The Term: "short-term shared knowledge" (’681 Patent, cl. 25) / "short-term knowledge" (’049 Patent, cl. 11)

  • Context and Importance: The distinction between "short-term" and "long-term" knowledge was a key argument used to overcome prior art during prosecution (Compl. ¶¶58-59). The definition of this term will be critical for determining both infringement and validity.
  • Intrinsic Evidence for Interpretation:
    • Evidence for a Broader Interpretation: The claims define the term by its source: "knowledge about the utterance received during the current conversation" (’681 Patent, cl. 25), suggesting it could broadly cover any data from the current user session.
    • Evidence for a Narrower Interpretation: The specification suggests that short-term knowledge is managed in a "short-term context stack" and may be expired "after a psychologically appropriate amount of time" (’681 Patent, col. 9:60-65). This could support a construction requiring a specific data structure or temporal limitation beyond simple session data.

VI. Other Allegations

  • Indirect Infringement: The complaint alleges both induced and contributory infringement for all asserted patents. For inducement, it alleges Amazon instructs users to use the Alexa Products in an infringing manner through user manuals, its website, and the virtual assistant itself (e.g., Compl. ¶124). For contributory infringement, it alleges the Alexa Products are especially made to practice the inventions and are not staple articles of commerce suitable for substantial non-infringing use (e.g., Compl. ¶125).
  • Willful Infringement: The complaint alleges willful infringement based on Amazon's alleged pre-suit knowledge of the patents. It asserts that Amazon was made aware of the patented technology and specific patents (including the ’176 and ’681 patents) in a series of meetings beginning in October 2011 (Compl. ¶¶25-30, 126, 150). The complaint includes a slide from a 2011 presentation to Amazon, Figure 6, which explicitly features the front page of the ’176 patent (Compl. ¶30). The complaint also alleges Amazon gained knowledge during subsequent meetings in 2017 (Compl. ¶41) and from citations to the patents during the prosecution of its own patent applications (Compl. ¶126).
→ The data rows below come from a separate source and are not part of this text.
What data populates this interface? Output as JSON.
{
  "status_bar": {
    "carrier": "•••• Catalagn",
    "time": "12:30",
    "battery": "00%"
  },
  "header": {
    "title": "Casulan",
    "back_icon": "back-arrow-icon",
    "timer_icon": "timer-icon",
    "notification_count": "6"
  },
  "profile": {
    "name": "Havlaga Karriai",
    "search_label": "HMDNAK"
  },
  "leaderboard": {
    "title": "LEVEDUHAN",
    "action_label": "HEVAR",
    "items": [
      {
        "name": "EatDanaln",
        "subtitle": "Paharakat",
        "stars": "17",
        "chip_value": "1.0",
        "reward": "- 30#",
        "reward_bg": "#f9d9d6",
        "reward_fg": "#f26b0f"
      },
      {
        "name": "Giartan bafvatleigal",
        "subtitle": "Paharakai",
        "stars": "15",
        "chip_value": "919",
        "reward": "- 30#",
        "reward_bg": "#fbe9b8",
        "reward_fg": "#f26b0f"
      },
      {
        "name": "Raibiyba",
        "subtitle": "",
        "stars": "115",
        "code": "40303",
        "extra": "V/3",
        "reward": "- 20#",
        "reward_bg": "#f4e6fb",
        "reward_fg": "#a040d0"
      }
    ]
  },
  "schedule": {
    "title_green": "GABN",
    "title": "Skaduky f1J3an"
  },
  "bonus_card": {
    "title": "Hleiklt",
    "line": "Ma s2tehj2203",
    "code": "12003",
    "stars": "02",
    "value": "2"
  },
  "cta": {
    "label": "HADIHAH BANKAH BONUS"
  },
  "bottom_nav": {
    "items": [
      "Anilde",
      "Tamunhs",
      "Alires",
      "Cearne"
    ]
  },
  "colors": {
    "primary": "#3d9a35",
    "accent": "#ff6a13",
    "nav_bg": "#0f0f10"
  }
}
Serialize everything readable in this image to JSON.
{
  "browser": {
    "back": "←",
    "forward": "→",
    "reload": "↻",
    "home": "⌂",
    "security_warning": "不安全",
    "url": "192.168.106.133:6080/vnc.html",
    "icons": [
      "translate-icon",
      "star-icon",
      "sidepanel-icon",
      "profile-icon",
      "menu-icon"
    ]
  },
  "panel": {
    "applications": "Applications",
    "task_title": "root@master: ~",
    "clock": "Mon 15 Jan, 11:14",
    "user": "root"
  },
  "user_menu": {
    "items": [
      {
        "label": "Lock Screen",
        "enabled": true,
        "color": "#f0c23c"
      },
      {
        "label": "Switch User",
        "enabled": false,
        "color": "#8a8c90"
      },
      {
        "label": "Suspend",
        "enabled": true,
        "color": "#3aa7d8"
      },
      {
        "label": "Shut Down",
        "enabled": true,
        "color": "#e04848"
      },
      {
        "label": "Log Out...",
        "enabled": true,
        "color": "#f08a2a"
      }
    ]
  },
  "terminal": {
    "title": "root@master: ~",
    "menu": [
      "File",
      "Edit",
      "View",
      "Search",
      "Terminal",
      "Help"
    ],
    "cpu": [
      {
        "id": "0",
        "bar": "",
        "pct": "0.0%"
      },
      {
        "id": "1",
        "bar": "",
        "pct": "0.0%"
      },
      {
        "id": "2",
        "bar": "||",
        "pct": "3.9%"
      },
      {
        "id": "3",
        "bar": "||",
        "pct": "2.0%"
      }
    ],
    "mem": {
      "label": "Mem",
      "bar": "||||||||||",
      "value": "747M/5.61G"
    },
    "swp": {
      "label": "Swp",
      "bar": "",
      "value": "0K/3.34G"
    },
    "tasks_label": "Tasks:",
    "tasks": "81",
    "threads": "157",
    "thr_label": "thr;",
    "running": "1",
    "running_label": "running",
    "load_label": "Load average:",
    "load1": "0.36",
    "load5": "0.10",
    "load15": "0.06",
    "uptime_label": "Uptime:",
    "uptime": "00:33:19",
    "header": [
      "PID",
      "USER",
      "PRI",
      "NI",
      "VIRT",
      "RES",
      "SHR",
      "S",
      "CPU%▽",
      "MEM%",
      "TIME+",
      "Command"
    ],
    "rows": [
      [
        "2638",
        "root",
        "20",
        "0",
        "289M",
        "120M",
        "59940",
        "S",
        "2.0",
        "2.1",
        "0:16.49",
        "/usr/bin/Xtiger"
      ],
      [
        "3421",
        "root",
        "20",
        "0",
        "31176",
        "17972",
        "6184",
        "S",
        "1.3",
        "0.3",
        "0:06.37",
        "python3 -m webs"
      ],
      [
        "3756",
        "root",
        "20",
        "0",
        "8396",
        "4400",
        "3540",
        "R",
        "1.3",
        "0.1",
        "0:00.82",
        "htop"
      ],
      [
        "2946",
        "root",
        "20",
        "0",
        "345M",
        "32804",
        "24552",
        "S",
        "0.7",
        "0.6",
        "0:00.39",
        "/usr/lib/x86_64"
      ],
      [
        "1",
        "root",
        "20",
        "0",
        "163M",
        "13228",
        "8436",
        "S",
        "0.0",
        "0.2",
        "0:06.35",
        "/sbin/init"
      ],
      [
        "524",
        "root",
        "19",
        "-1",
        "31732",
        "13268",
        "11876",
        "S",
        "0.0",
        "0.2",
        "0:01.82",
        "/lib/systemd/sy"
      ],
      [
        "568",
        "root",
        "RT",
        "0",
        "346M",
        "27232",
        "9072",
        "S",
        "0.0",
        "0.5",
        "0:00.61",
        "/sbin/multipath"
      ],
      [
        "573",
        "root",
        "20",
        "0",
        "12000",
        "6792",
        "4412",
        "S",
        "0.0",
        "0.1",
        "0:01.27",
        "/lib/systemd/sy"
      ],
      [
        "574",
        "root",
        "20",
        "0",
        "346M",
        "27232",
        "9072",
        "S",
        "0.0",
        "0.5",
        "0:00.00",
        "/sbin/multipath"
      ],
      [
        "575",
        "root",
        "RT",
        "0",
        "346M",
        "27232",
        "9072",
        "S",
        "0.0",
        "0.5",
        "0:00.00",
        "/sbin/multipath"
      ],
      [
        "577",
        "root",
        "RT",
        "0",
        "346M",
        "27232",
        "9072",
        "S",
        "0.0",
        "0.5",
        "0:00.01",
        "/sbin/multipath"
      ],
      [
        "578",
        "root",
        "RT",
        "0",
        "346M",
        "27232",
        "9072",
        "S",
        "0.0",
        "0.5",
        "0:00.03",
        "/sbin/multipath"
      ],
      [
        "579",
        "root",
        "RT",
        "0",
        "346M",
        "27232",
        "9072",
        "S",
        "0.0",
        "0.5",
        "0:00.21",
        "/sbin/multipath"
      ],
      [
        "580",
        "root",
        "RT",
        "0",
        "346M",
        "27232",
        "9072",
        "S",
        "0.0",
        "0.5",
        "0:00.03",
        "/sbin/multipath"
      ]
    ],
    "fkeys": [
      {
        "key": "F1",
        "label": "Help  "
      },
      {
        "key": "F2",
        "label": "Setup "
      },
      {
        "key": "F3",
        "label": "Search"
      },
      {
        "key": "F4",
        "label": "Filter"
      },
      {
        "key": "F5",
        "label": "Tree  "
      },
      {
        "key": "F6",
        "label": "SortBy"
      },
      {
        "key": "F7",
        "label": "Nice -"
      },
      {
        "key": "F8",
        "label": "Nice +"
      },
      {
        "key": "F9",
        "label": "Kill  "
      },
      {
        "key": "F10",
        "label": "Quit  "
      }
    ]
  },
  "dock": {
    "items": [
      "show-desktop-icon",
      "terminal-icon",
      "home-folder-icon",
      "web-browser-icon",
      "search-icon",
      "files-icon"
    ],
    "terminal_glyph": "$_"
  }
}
VII. Analyst’s Conclusion: Key Questions for the Case

  • A core issue will be one of technical mapping: can the specific functions claimed in the patents—such as a "conversational speech engine" that "accumulates" distinct "short-term" and "long-term" knowledge to "infer" information—be demonstrably mapped onto the complex, machine-learning-based architecture of Amazon's Alexa cloud platform? Or will Amazon be able to show a fundamental mismatch in technical operation?
  • A second central issue will be one of pre-suit knowledge and intent: given the detailed allegations and visual evidence of meetings where Plaintiff's patented technology was allegedly disclosed to Amazon years before the suit, a key question for the court will be what Amazon knew, when it knew it, and how that knowledge influenced its development of the Alexa platform. This will be critical to the claim of willfulness.
  • A dispositive threshold question will be patent validity: The post-grant cancellation of all claims of the ’049 patent will likely remove it from the case. The confirmation of the ’681 patent's claims in IPR strengthens its standing, but the validity of the remaining four patents will be a significant battleground, likely focusing on whether the claimed concepts were truly inventive over the state of the art in the rapidly evolving field of natural language processing at the time of their filing.